Honest Soul Yoga will hold a “Self-Myofascial Release,” workshop, teaching a hands-on technique that can be done at home.

“Self-Myofascial Release is when a person is able to mechanically stimulate their connective tissue in order to facilitate hydration and break up adhesions, thereby improving range of motion and allowing muscles to glide past each other more efficiently,” said Evelyn Mizell, an expert of this technique that will lead the class at Honest Soul.

It is a hands-on technique that involves applying gentle sustained pressure into the Myofascial connective tissue restrictions to eliminate pain and restore motion.

The myofascial release is popular in parts of the sports world, and it has now made its way into the mainstream. It can be done at home, and this makes it easier to access and cost effective as well. Mizell has worked with athletes, particularly runners after a race.

“I’ve found many clients really love the self-myofascial release I’ve taught them for hands and feet,” she said. And it’s not just for athletes. “I have

one who knits and finds that releasing the connective tissue in her hands is a huge help,” she said.

Honest Soul Yoga sells self-myofascial release tools, reports that they are a top seller. “I think this is in part due to growing trend of people finding relief from these techniques, and also gives nod to how easy it is to learn these techniques and then apply them on your own to support your yoga practice and athletic endeavors,” said Julia Lopes at Honest Soul.

The term has hints of something exotic with a splash of science but it is something practiced world wide.
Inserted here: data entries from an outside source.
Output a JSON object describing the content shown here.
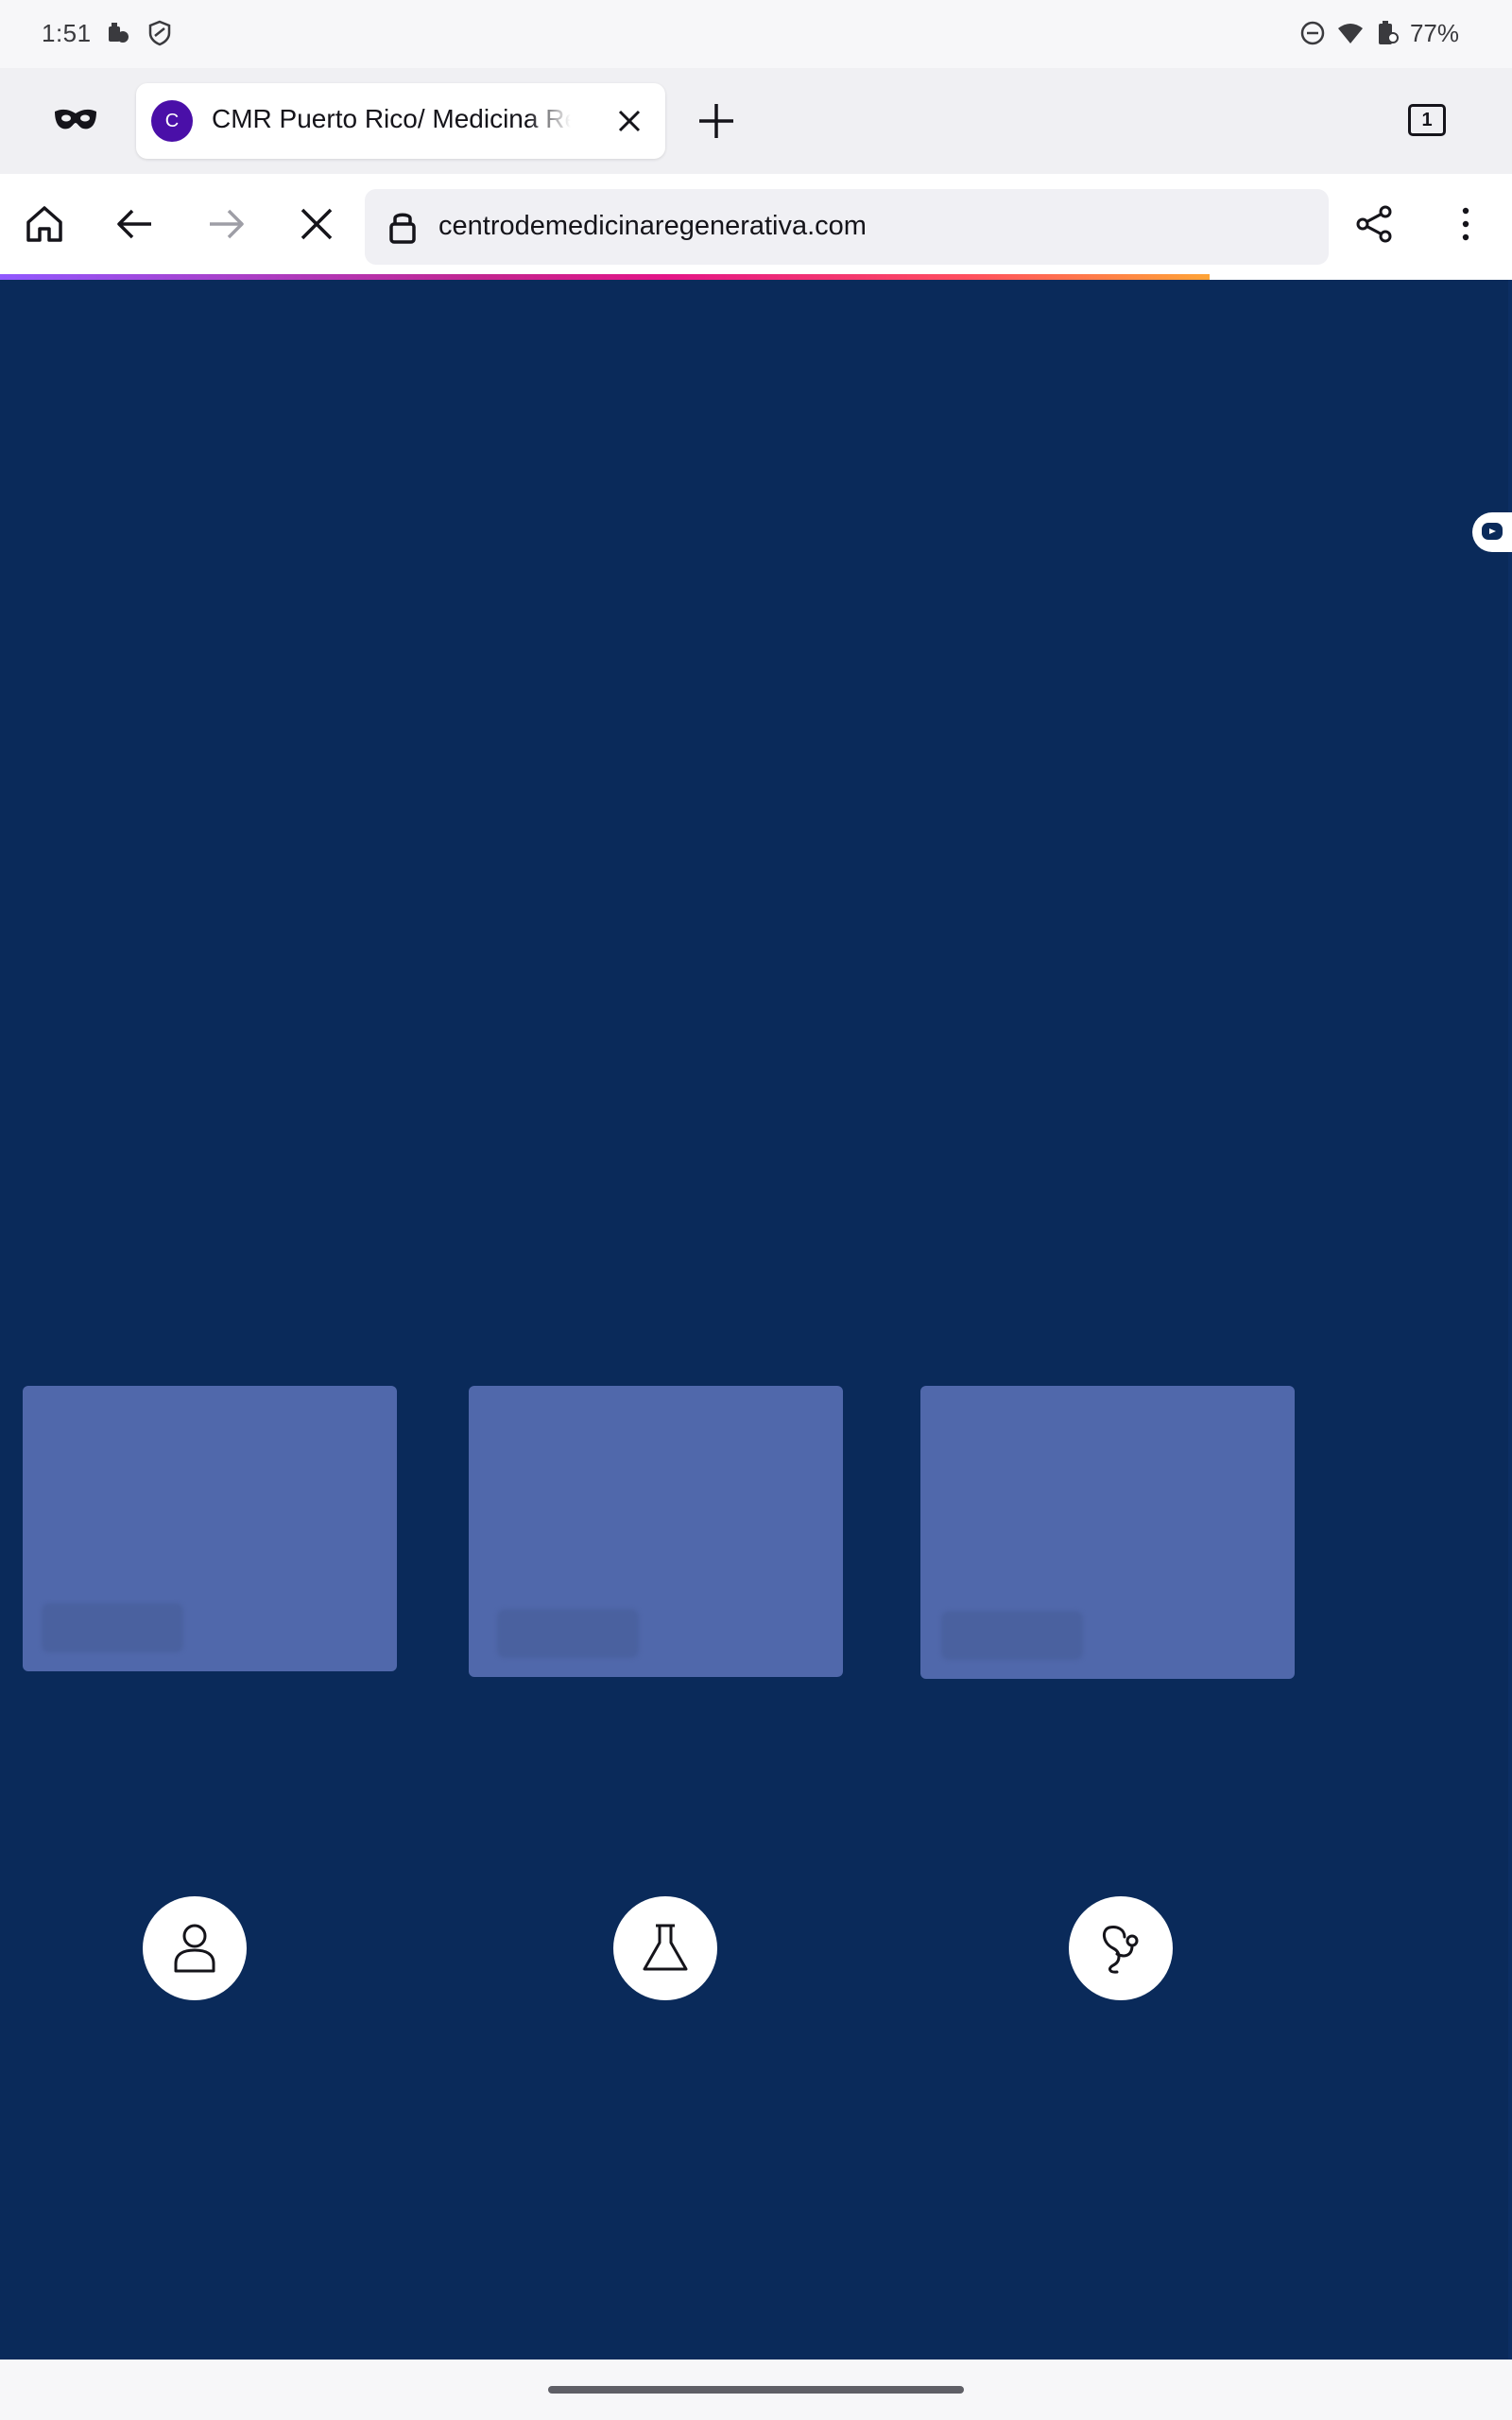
{
  "status_bar": {
    "time": "1:51",
    "battery": "77%",
    "icons": [
      "notification-app-icon",
      "shield-icon",
      "dnd-icon",
      "wifi-icon",
      "battery-icon"
    ]
  },
  "tab_strip": {
    "tab_title": "CMR Puerto Rico/ Medicina Regenerativa",
    "favicon_letter": "C",
    "tab_count": "1"
  },
  "toolbar": {
    "url": "centrodemedicinaregenerativa.com"
  },
  "page": {
    "background_color": "#0a2a5a",
    "card_color": "#5068ab",
    "cards": [
      {
        "name": "card-1"
      },
      {
        "name": "card-2"
      },
      {
        "name": "card-3"
      }
    ],
    "icons": [
      "person-icon",
      "flask-icon",
      "stethoscope-icon"
    ]
  },
  "colors": {
    "favicon": "#4a0fa8",
    "progress_gradient": [
      "#9059ff",
      "#e31587",
      "#ffa436"
    ]
  }
}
At YogaWest, in London, England, Myofascial Release is taught by Alice Blunden to increase blood flow, reduce muscle soreness, maintain normal functional muscular length and encourage movement of the lymph.”Myofascial release offers so many benefits to everyone, not just athletes. It is a safe and very effective hands-on technique that involves applying gentle sustained pressure into the Myofascial connective tissue restrictions to eliminate pain and tension and restore motion in the body,” Blunden wrote on her website.
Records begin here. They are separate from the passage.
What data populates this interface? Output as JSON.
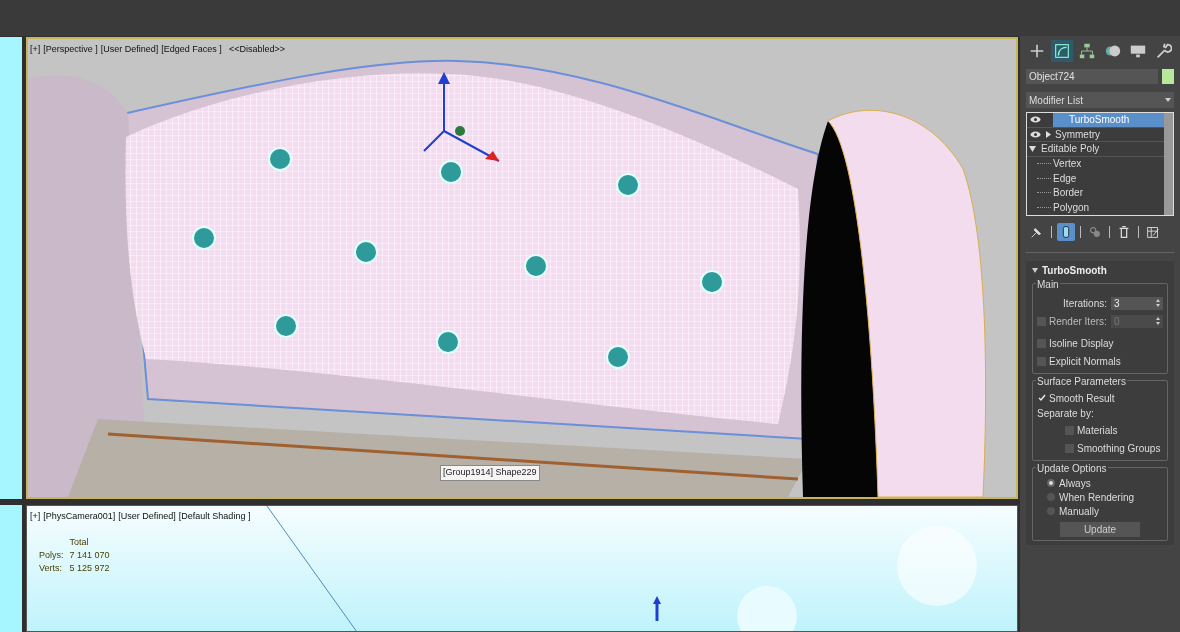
{
  "command_tabs": [
    {
      "kind": "create",
      "selected": false
    },
    {
      "kind": "modify",
      "selected": true
    },
    {
      "kind": "hierarchy",
      "selected": false
    },
    {
      "kind": "motion",
      "selected": false
    },
    {
      "kind": "display",
      "selected": false
    },
    {
      "kind": "utilities",
      "selected": false
    }
  ],
  "object_name": "Object724",
  "modifier_list": "Modifier List",
  "stack": [
    {
      "label": "TurboSmooth",
      "selected": true,
      "kind": "modifier",
      "expanded": false
    },
    {
      "label": "Symmetry",
      "selected": false,
      "kind": "collapsible",
      "expanded": false
    },
    {
      "label": "Editable Poly",
      "selected": false,
      "kind": "base",
      "expanded": true,
      "children": [
        {
          "label": "Vertex"
        },
        {
          "label": "Edge"
        },
        {
          "label": "Border"
        },
        {
          "label": "Polygon"
        }
      ]
    }
  ],
  "stack_tools": [
    {
      "kind": "pin",
      "selected": false
    },
    {
      "kind": "show-end-result",
      "selected": true
    },
    {
      "kind": "make-unique",
      "selected": false
    },
    {
      "kind": "remove",
      "selected": false
    },
    {
      "kind": "configure",
      "selected": false
    }
  ],
  "rollout": {
    "title": "TurboSmooth",
    "main": {
      "title": "Main",
      "iterations": {
        "label": "Iterations:",
        "value": "3"
      },
      "render_iters": {
        "label": "Render Iters:",
        "value": "0",
        "checked": false,
        "disabled": true
      },
      "checks": [
        {
          "label": "Isoline Display",
          "checked": false
        },
        {
          "label": "Explicit Normals",
          "checked": false
        }
      ]
    },
    "surface": {
      "title": "Surface Parameters",
      "smooth_result": {
        "label": "Smooth Result",
        "checked": true
      },
      "separate_by": "Separate by:",
      "checks": [
        {
          "label": "Materials",
          "checked": false
        },
        {
          "label": "Smoothing Groups",
          "checked": false
        }
      ]
    },
    "update": {
      "title": "Update Options",
      "options": [
        {
          "label": "Always",
          "selected": true
        },
        {
          "label": "When Rendering",
          "selected": false
        },
        {
          "label": "Manually",
          "selected": false
        }
      ],
      "button": "Update"
    }
  },
  "top_viewport": {
    "labels": [
      "[+]",
      "[Perspective ]",
      "[User Defined]",
      "[Edged Faces ]",
      "<<Disabled>>"
    ],
    "tooltip": "[Group1914] Shape229"
  },
  "bottom_viewport": {
    "labels": [
      "[+]",
      "[PhysCamera001]",
      "[User Defined]",
      "[Default Shading ]"
    ],
    "stats": {
      "header": "Total",
      "rows": [
        {
          "label": "Polys:",
          "value": "7 141 070"
        },
        {
          "label": "Verts:",
          "value": "5 125 972"
        }
      ]
    }
  }
}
Foam rollers are one way to use the self-myofascial release, and it was highlighted by ESPN in 2014 as a way for athletes to find relief. Foam rollers are one tool that can loosen the tissues, but this can also be done with a soft ball or even a tennis ball, as many yoga classes use.

Mizell has been trained in self-myofascial release by Tiffany Cruikshank, founder of Yoga Medicine, who’s been a contributor to several health publications. Cruikshank is part of “Glo,” an online yoga and Pilates platform.